As things are, car design has evolved continually in a way which has arguably meant that modern cars have become far more forgiving of bad/sloppy driving so the engineering of cars lets people "get away with it". Yes, there are some safety benefits - ABS, crash worthiness etc, but on the other hand do these same features give people a false sense of confidence? For instance, I hear a lot of people saying they pay no attention to braking distances in the Highway Code because they know modern cars "have better brakes", in other words encouraging braking at the last minute. At the moment I drive two vehicles - a 1976 VW bus and a 2005 Fiesta. The Fiesta (a 1.6 turbo diesel) can be chucked round the place, sticks to the road extremely well, you can get away with being in the wrong gear quite easily and so on (it'll pull away in 2nd, do roundabouts in 4th).
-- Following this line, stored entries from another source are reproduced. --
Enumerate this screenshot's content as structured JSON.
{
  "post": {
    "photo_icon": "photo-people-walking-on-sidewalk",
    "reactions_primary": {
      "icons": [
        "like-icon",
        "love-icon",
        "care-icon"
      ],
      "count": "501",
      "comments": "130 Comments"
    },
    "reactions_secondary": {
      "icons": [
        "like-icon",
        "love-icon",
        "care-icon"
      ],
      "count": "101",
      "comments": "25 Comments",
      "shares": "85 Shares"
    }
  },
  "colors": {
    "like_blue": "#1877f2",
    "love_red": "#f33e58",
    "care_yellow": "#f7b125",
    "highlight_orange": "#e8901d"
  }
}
The van on the other hand takes a lot more thinking about - no power steering, not a huge amount of power, handling is much less forgiving (i.e. corners the car will comfortably go round without slowing down much, if at all, the van won't), gear changes aren't quick, and there's sod all power if you're in the wrong gear. I'd guess that some drivers with no experience of a vehicle that age would struggle to drive it properly. Point I'm making is that the skill needed to drive is already being engineered out of cars. Adding limiters in, therefore, could well be a benefit.
If standards are to improve, attitudes also need to change. The nations attitudes to cars are so embedded, changing them is something that will take some time. Attitudes won't change unless there's some pretty big changes in town planning and transport planning. Until car is not king - driver's attitudes will not change.
Ben Lovejoy said:
I would wager a very large sum of money that accident rates would then increase. We already have enough brain-dead drivers paying too little attention to their driving; with speed-limiters, they would then think they need pay no attention to their speed as the box will do it for them, so they'd just drive foot to the floor all the time.
The safe speed at any given moment depends on a great many factors, among them pedestrians, cyclists, traffic density, junctions, vision into same, weather conditions, road surface quality, light, braking performance of the vehicle, etc. A number painted on a bit of round metal (or programmed into a GPS) is an extremely poor substitute for intelligent modification of speed to conditions.
What we need is not further dumbing-down of driving, but the exact opposite: a higher standard.